Visão Cinematográfica



Voos proibidos
   Por Orlando Senna

Vi o filme cubano Vuelos prohibidos na bela mostra do 8º Encontro de Cinema Negro Brasil, África e Caribe, criado por Zózimo Bulbul, com curadoria de Joel Zito Araújo e direção de Biza Vianna. O filme incide na Cuba atual, neste momento cubano (aproximação com EUA, reformas econômicas, implementação do grande polo produtor e exportador de Mariel) que está despertando novas curiosidades, indagações e esperanças com relação à ilha caribenha que, há pelo menos um século, se instalou no imaginário da humanidade como um país, ou um povo, diferenciado. O filme, embora realizado este ano e recém lançado em Cuba, não trata diretamente dos novos acontecimentos, mas sim da atualização da antiga dicotomia inferno/paraíso, satanização/deificação que envolve as distintas visões sobre a sociedade cubana desde a Revolução de 1959. 
O diretor é Rigoberto López, documentarista super premiado que se aventura por segunda vez na ficção (a primeira foi Roble de olor, 2003), apoiado em textos do ensaista acadêmico Julio Carranza e da trepidante romancista Wendy Guerra, autora de Posar desnuda en La Habana (no Brasil Posar nua em Havana, Editora Benvirá). O filme conta o envolvimento entre uma francesa que viaja a Havana para conhecer seu pai cubano e um fotógrafo cubano que está em trânsito, voltando da África para seu país. Encontram-se no aeroporto de Paris e ficam juntos porque o voo é transferido para o dia seguinte e, por fim, chegam ao destino. 
É uma longa discussão, às vezes tensa, às vezes amorosa, entre a francesa que vê Cuba como uma ditadura e o cubano que afirma que seu país é outra coisa, tentando esclarecer o significado de uma revolução permanente. Ele expõe as dificuldades e os avanços sociais, os descaminhos e as retomadas, as dores e as alegrias, os erros e acertos da Revolução. Principalmente, ele afirma seu pertencimento ao país e à sua cultura, defendendo a ideia de que nesse pertencimento está incluído o “ser revolucionário”, o revolucionar-se todos os dias da vida. Ela tenta trazer a discussão para a “realidade”, para a censura, para o descumprimento de direitos humanos. Ele se apoia na vivência, ela se apoia na mídia.
Discussão aberta, sem papas na língua, os autores almejam todo o tempo a sinceridade, inclusive sem esconder as dúvidas e as inseguranças dele ou dela. Em seguida à exibição aconteceu um debate que, surpreendentemente, repetiu na plateia a esgrima político-filosófica que está no filme. De outro jeito, sem a tensão de discordâncias políticas entre namorados, mas na mesma linha. Perguntou-se como um filme com aquele conteúdo podia ser cubano se existe censura em Cuba e Rigoberto López teve de informar que é uma produção da empresa estatal de cinema, com apoio do Ministério da Cultura.
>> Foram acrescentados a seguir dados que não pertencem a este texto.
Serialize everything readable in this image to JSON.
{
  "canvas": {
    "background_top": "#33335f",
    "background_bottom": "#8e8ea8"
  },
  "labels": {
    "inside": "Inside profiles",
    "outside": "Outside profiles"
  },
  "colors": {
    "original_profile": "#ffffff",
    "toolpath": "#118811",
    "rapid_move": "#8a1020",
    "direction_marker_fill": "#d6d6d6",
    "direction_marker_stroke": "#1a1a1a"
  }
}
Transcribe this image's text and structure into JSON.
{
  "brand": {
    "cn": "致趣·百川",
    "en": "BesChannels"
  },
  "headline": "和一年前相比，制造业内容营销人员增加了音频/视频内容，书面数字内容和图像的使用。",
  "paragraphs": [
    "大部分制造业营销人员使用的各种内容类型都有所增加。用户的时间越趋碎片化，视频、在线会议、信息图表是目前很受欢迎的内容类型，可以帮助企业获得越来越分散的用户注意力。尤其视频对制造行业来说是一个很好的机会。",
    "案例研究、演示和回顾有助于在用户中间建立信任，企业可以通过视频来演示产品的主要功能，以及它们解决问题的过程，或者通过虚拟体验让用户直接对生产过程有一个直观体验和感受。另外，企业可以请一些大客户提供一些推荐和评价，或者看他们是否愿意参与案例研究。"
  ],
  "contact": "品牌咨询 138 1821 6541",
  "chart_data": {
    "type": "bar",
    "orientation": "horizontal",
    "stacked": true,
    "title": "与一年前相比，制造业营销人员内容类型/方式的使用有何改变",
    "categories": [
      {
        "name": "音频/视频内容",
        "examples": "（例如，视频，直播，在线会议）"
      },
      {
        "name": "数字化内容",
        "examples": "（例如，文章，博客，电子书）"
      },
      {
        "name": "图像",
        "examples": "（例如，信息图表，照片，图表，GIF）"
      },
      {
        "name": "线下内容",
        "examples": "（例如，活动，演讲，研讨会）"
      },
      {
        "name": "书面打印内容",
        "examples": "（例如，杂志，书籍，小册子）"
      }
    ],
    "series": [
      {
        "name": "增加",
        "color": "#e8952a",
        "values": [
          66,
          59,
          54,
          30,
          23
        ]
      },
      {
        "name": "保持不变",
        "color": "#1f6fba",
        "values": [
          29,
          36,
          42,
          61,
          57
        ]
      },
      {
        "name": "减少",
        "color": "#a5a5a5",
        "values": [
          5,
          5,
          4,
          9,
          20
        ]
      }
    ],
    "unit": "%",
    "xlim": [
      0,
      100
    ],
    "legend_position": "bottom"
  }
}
Perguntou-se se era uma exceção. Explicou-se que o cinema cubano (como o teatro e a literatura) sempre teve um viés crítico com relação ao governo, ao regime, aos costumes. Que uma das principais manifestações cinematográficas da Cuba revolucionária é a chamada Comédia Crítica. O que é visível, basta lembrar Morango e chocolate (Fresa y chocolate) e Guantanamera, ambos de Tomás “Titón” Gutierrez Alea, considerado o maior cineasta cubano. Vi algumas pessoas boquiabertas quando Rigoberto mencionou o movimento do Cinema Independente, fato mais chamativo da atualidade cinematográfica cubana, com filmes de sucesso internacional (exemplo: Juan de los Muertos, de Alejandro Brugués, prêmio Goya da Espanha). Cinema Independente em uma ditadura socialista? Como? Pois é, Cuba é mesmo difícil de entender e, por isso, seria salutar que Vuelos prohibidos e outros filmes made in Cuba fossem lançados comercialmente no Brasil e outros países. O cinema é uma via de entendimento, como se sabe.